『赤い玉、』。男の最後の射精を意味するタイトルを持つこの作品では「老い」と「性」に翻弄される男性と、男性に関わる女性たちの関係が艶やかに描かれている。“生涯現役”とは男性週刊誌で見かけるテーマだが、現実はそうもいかないのだろうか。
みじめに朽ちていく主人公の時田修次を、奥田瑛二(65)が演じている。聞くと、撮影終了後も役柄を引きずっていると話した。
「時田とは、年齢や映画監督という職業など、自分とシンクロしている部分が多かったからね。人生の半ばもとうに過ぎた男の、前途と喪失と悲哀のせめぎあい。そこに対して始末がつけられずにいる。でも、無理に答えを出す必要はないのかなと思うようになって。始末をつけられない部分は、素直に、今後も考え続けなければならないテーマなんだなと思うようになった」
監督は、日本映画初のヘアヌード解禁で話題となった『愛の新世界』の高橋伴明。京都造形芸術大学で映画学科の教授も務める監督は、若い世代が性表現から逃げているという気がして、性表現の場へ連れていきたいという思いもあり、本作品を学生たちと制作することになった。

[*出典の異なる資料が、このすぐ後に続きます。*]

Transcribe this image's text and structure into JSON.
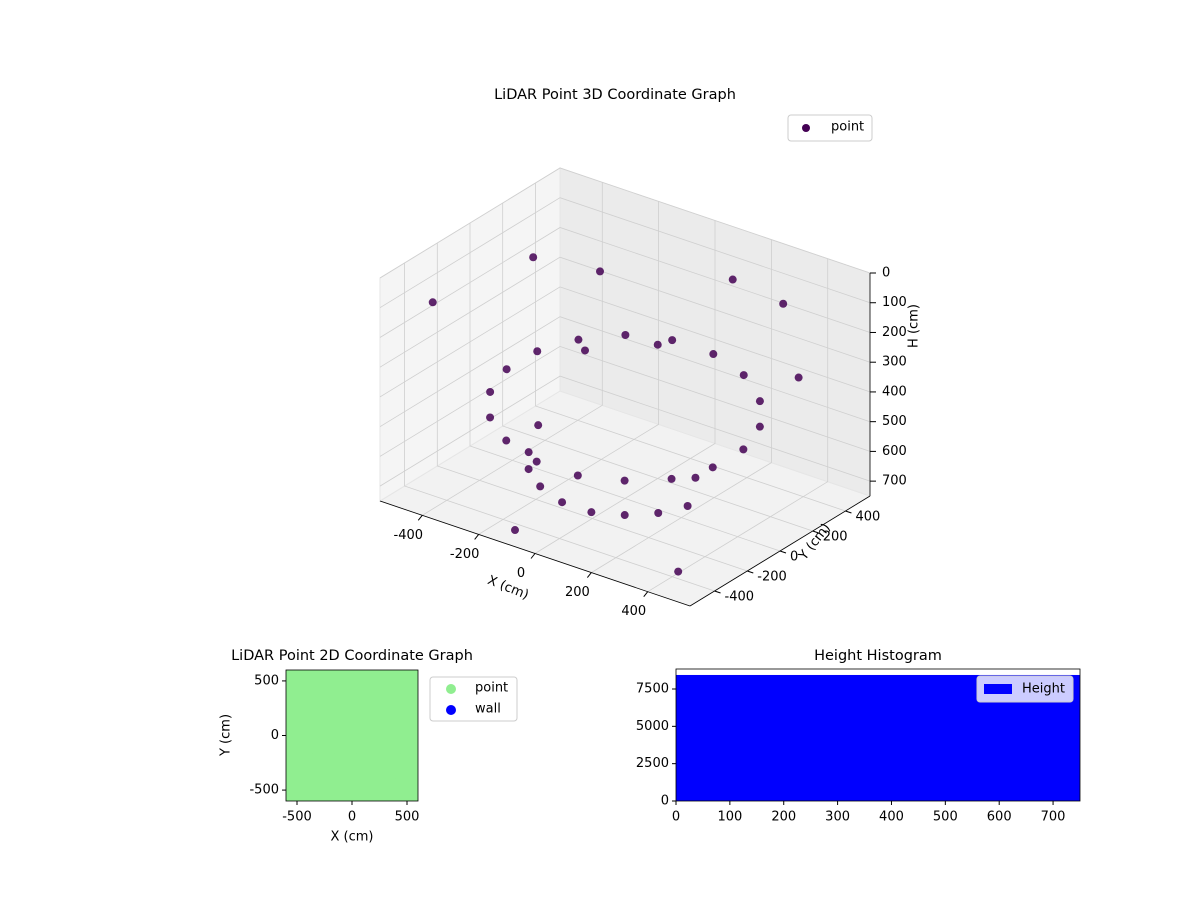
{
  "chart_data": [
    {
      "type": "scatter3d",
      "title": "LiDAR Point 3D Coordinate Graph",
      "xlabel": "X (cm)",
      "ylabel": "Y (cm)",
      "zlabel": "H (cm)",
      "xlim": [
        -550,
        550
      ],
      "ylim": [
        -550,
        550
      ],
      "zlim": [
        750,
        0
      ],
      "xticks": [
        -400,
        -200,
        0,
        200,
        400
      ],
      "yticks": [
        -400,
        -200,
        0,
        200,
        400
      ],
      "zticks": [
        0,
        100,
        200,
        300,
        400,
        500,
        600,
        700
      ],
      "grid": true,
      "series": [
        {
          "name": "point",
          "color": "#440154",
          "x": [
            420,
            395,
            322,
            210,
            73,
            -73,
            -210,
            -322,
            -395,
            -420,
            -395,
            -322,
            -210,
            -73,
            73,
            210,
            322,
            395,
            -282,
            -230,
            -150,
            -52,
            52,
            150,
            230,
            282,
            -500,
            -450,
            300,
            500,
            0,
            -200,
            450,
            -100,
            150,
            -350,
            250,
            -250
          ],
          "y": [
            0,
            144,
            270,
            364,
            414,
            414,
            364,
            270,
            144,
            0,
            -144,
            -270,
            -364,
            -414,
            -414,
            -364,
            -270,
            -144,
            -103,
            -193,
            -260,
            -295,
            -295,
            -260,
            -193,
            -103,
            300,
            -400,
            450,
            200,
            200,
            100,
            -450,
            -500,
            400,
            450,
            0,
            -100
          ],
          "z": [
            450,
            430,
            410,
            390,
            380,
            380,
            390,
            410,
            430,
            450,
            470,
            490,
            500,
            510,
            510,
            500,
            490,
            470,
            650,
            660,
            670,
            680,
            680,
            670,
            660,
            650,
            200,
            100,
            150,
            250,
            300,
            350,
            700,
            720,
            100,
            250,
            600,
            550
          ]
        }
      ]
    },
    {
      "type": "scatter",
      "title": "LiDAR Point 2D Coordinate Graph",
      "xlabel": "X (cm)",
      "ylabel": "Y (cm)",
      "xlim": [
        -600,
        600
      ],
      "ylim": [
        -600,
        600
      ],
      "xticks": [
        -500,
        0,
        500
      ],
      "yticks": [
        -500,
        0,
        500
      ],
      "series": [
        {
          "name": "point",
          "color": "#90ee90",
          "x": [
            -500,
            -300,
            -100,
            100,
            300,
            500,
            -500,
            -300,
            -100,
            100,
            300,
            500,
            -500,
            -300,
            -100,
            100,
            300,
            500,
            -500,
            -300,
            -100,
            100,
            300,
            500,
            -500,
            -300,
            -100,
            100,
            300,
            500,
            -500,
            -300,
            -100,
            100,
            300,
            500
          ],
          "y": [
            500,
            500,
            500,
            500,
            500,
            500,
            300,
            300,
            300,
            300,
            300,
            300,
            100,
            100,
            100,
            100,
            100,
            100,
            -100,
            -100,
            -100,
            -100,
            -100,
            -100,
            -300,
            -300,
            -300,
            -300,
            -300,
            -300,
            -500,
            -500,
            -500,
            -500,
            -500,
            -500
          ]
        },
        {
          "name": "wall",
          "color": "#0000ff",
          "x": [],
          "y": []
        }
      ]
    },
    {
      "type": "histogram",
      "title": "Height Histogram",
      "bins": [
        0,
        750
      ],
      "series": [
        {
          "name": "Height",
          "color": "#0000ff",
          "values": [
            8440
          ]
        }
      ],
      "xlim": [
        0,
        750
      ],
      "ylim": [
        0,
        8840
      ],
      "xticks": [
        0,
        100,
        200,
        300,
        400,
        500,
        600,
        700
      ],
      "yticks": [
        0,
        2500,
        5000,
        7500
      ],
      "legend": "upper right"
    }
  ]
}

「監督とは長い知り合いであって、今の日本映画においてエロスが足りないというのはお互い話していたことでもあった。本当は、若い人たちがやってくれればいいんだけど、やらないから、じゃ、じじい2人がつくろうじゃないかと。2人が確信犯としてささやかに、1本の映画を挑戦状じゃないけど、示しだすというのは、言わずもがなの2人のテーマでもあったからね」
草食系と言われる若い男性たちには「オスになれ」というメッセージを投げかけた。
「監督と言ってたことは、いまはすごくオスが少なくなったよねということ。反して女性はいつもメスである。女性は女を磨くけれども、今の男性にはそれがない。そして女の強さに対抗する男がいない。それが悲しいなと」
奥田自身は「赤い玉はまだ出ていないけど、出たら心が痛くなるぞぉ」と苦笑いしながら話すが、体は年を重ねるごとに甘いものを欲しているそうで、クッキーをがぶりと頬張った。
「このクッキーにはほうじ茶が合うね」
家では煎茶をいってほうじ茶をつくることもあるのだそう。気さくでサービス精神が旺盛。人たらしという言葉がぴったり。そんな人だ。